As far as I know, it is only the fully covariant form $R_{ijkl}$ or the fully contravariant form $R^{ijkl}$ that have the nice symmetries reducing the number of independent components to 21. (And then the algebraic Bianchi identity reduces the number to 20.)
These tensors are antisymmetric in the first two indices, antisymmetric in the last two indices, and symmetric when the first two are swapped with the last two.
This means that to get the independent components, you can first restrict $ij$ and $kl$ to be the six pairs 01, 02, 03, 12, 13, and 23. You don't have to consider 00, 11, 22, and 33 because these components are zero by antisymmetry.

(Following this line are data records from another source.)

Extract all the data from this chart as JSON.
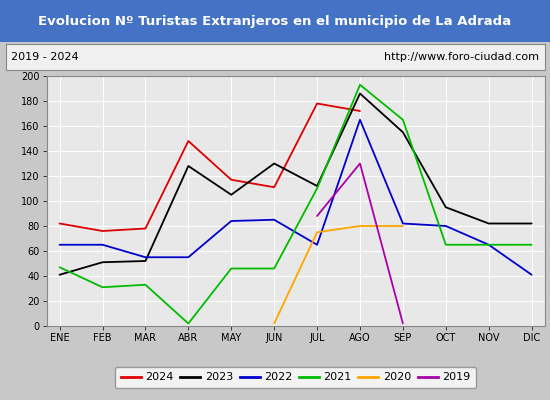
{
  "title": "Evolucion Nº Turistas Extranjeros en el municipio de La Adrada",
  "subtitle_left": "2019 - 2024",
  "subtitle_right": "http://www.foro-ciudad.com",
  "title_bg_color": "#4472c4",
  "title_text_color": "#ffffff",
  "subtitle_bg_color": "#f0f0f0",
  "plot_bg_color": "#e8e8e8",
  "months": [
    "ENE",
    "FEB",
    "MAR",
    "ABR",
    "MAY",
    "JUN",
    "JUL",
    "AGO",
    "SEP",
    "OCT",
    "NOV",
    "DIC"
  ],
  "series": {
    "2024": {
      "color": "#dd0000",
      "data": [
        82,
        76,
        78,
        148,
        117,
        111,
        178,
        172,
        null,
        null,
        null,
        null
      ]
    },
    "2023": {
      "color": "#000000",
      "data": [
        41,
        51,
        52,
        128,
        105,
        130,
        112,
        186,
        155,
        95,
        82,
        82
      ]
    },
    "2022": {
      "color": "#0000cc",
      "data": [
        65,
        65,
        55,
        55,
        84,
        85,
        65,
        165,
        82,
        80,
        65,
        41
      ]
    },
    "2021": {
      "color": "#00bb00",
      "data": [
        47,
        31,
        33,
        2,
        46,
        46,
        110,
        193,
        165,
        65,
        65,
        65
      ]
    },
    "2020": {
      "color": "#ffa500",
      "data": [
        null,
        null,
        null,
        null,
        null,
        2,
        75,
        80,
        80,
        null,
        null,
        null
      ]
    },
    "2019": {
      "color": "#aa00aa",
      "data": [
        null,
        null,
        null,
        null,
        null,
        null,
        88,
        130,
        2,
        null,
        null,
        null
      ]
    }
  },
  "ylim": [
    0,
    200
  ],
  "yticks": [
    0,
    20,
    40,
    60,
    80,
    100,
    120,
    140,
    160,
    180,
    200
  ],
  "legend_order": [
    "2024",
    "2023",
    "2022",
    "2021",
    "2020",
    "2019"
  ],
  "border_color": "#aaaaaa",
  "fig_bg_color": "#c8c8c8"
}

And you don't have to consider, say, 10, because you can swap it to get 01, with a minus sign, again by antisymmetry.
Next, by the symmetry of swapping the first two with the last two, you can restrict $ij$ to be "less than or equal to" $kl$, giving the following 21 components:
$$\begin{matrix}
0101 && 0102 && 0103 && 0112 && 0113 && 0123 \\
&& 0202 && 0203 && 0212 && 0213 && 0223 \\
&& && 0303 && 0312 && 0313 && 0323 \\
&& && && 1212 && 1213 && 1223 \\
&& && && && 1313 && 1323 \\
&& && && && && 2323
\end{matrix}$$
The algebraic Bianchi identity in four dimensions is a single relation between the three components in which all the indices are different:
$$R_{0123}-R_{0213}+R_{0312}=0$$
so you can consider any one of these three to be redundant and not calculate it "the hard way".

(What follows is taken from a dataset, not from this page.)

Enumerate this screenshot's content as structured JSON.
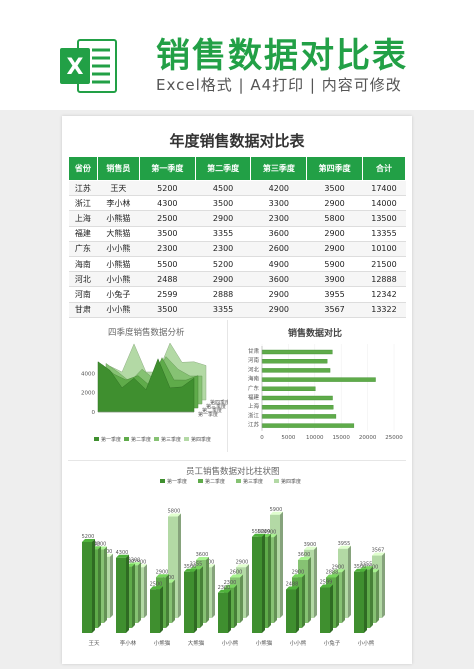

So I think you need to give up on the idea that you are only interested in ${R^i}_{jkl}$. You should instead calculate the 20 components $R_{ijkl}$ above, use the Bianchi identity to get the 21st, and then use symmetry and antisymmetry to get the remaining 236. For example,
$$R_{2103}=-R_{0312}$$
because starting with 2103 you can reverse the first two to get 1203, introducing a minus sign because of the antisymmetry, and then swap the first two with the last two to get 0312, which is in the list above.

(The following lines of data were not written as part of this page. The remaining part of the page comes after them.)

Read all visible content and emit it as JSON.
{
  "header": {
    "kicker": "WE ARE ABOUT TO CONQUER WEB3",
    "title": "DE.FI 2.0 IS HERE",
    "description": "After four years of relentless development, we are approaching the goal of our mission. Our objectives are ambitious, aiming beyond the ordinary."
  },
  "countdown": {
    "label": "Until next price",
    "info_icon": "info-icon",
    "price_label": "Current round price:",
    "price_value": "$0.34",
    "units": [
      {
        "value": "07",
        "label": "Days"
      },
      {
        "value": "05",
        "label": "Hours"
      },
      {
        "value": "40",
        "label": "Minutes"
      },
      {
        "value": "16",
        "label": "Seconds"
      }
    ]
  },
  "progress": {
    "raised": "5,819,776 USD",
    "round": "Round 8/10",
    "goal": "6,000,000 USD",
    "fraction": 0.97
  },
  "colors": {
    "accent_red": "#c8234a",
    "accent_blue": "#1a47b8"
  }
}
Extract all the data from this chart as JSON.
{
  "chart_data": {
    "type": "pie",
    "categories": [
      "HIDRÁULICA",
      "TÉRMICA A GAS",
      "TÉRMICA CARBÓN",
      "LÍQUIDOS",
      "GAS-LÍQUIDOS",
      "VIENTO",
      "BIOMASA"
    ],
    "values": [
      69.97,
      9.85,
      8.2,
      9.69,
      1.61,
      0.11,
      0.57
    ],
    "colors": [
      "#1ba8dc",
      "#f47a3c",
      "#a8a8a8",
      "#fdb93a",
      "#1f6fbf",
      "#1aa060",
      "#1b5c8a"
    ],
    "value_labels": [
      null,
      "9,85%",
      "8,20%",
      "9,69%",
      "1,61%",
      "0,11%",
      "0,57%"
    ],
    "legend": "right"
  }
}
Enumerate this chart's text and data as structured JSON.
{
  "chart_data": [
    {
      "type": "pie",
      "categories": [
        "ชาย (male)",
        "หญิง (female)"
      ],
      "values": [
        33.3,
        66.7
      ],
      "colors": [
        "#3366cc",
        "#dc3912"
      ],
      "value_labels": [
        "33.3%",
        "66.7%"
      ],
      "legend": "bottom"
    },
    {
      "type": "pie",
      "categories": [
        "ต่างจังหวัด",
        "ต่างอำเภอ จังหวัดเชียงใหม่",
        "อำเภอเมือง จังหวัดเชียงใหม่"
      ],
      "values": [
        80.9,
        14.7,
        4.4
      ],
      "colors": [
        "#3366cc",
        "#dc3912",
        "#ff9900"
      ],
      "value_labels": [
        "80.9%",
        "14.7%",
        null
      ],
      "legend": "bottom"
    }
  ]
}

So, to calculate a component of $R_{ijkl}$, do you have to first compute four components of ${R^i}_{jkl}$ using the standard formula and then contract them with the metric tensor? No! There is a formula (from Wikpedia's List of formulas in Riemannian geometry) which you can use to directly calculate fully-covariant components:
$$R_{iklm}=\frac{1}{2}\left(\frac{\partial^2 g_{im}}{\partial x^k \partial x^l}+\frac{\partial^2 g_{kl}}{\partial x^i \partial x^m}-\frac{\partial^2 g_{il}}{\partial x^k \partial x^m}-\frac{\partial^2 g_{km}}{\partial x^i \partial x^l}\right)+g_{np}({\Gamma^n}_{kl}{\Gamma^p}_{im}-{\Gamma^n}_{km}{\Gamma^p}_{il})$$
So a good strategy would be to
Calculate first derivatives of the metric components, remembering that the metric is symmetric, and cache them.
Use the cached first derivatives to calculate the Christoffel symbols, remembering that they are symmetric on the lower indices, and cache them.
Use the cached first derivatives to calculate second derivatives of the metric, remembering that they are symmetric in the partials, and cache them.
Calculate the 20 independent fully-covariant components of the Riemann tensor using the formula above.
Calculate everything else from these.
If you can show that the Einstein tensor of the Kerr metric vanishes, that will be a good test case.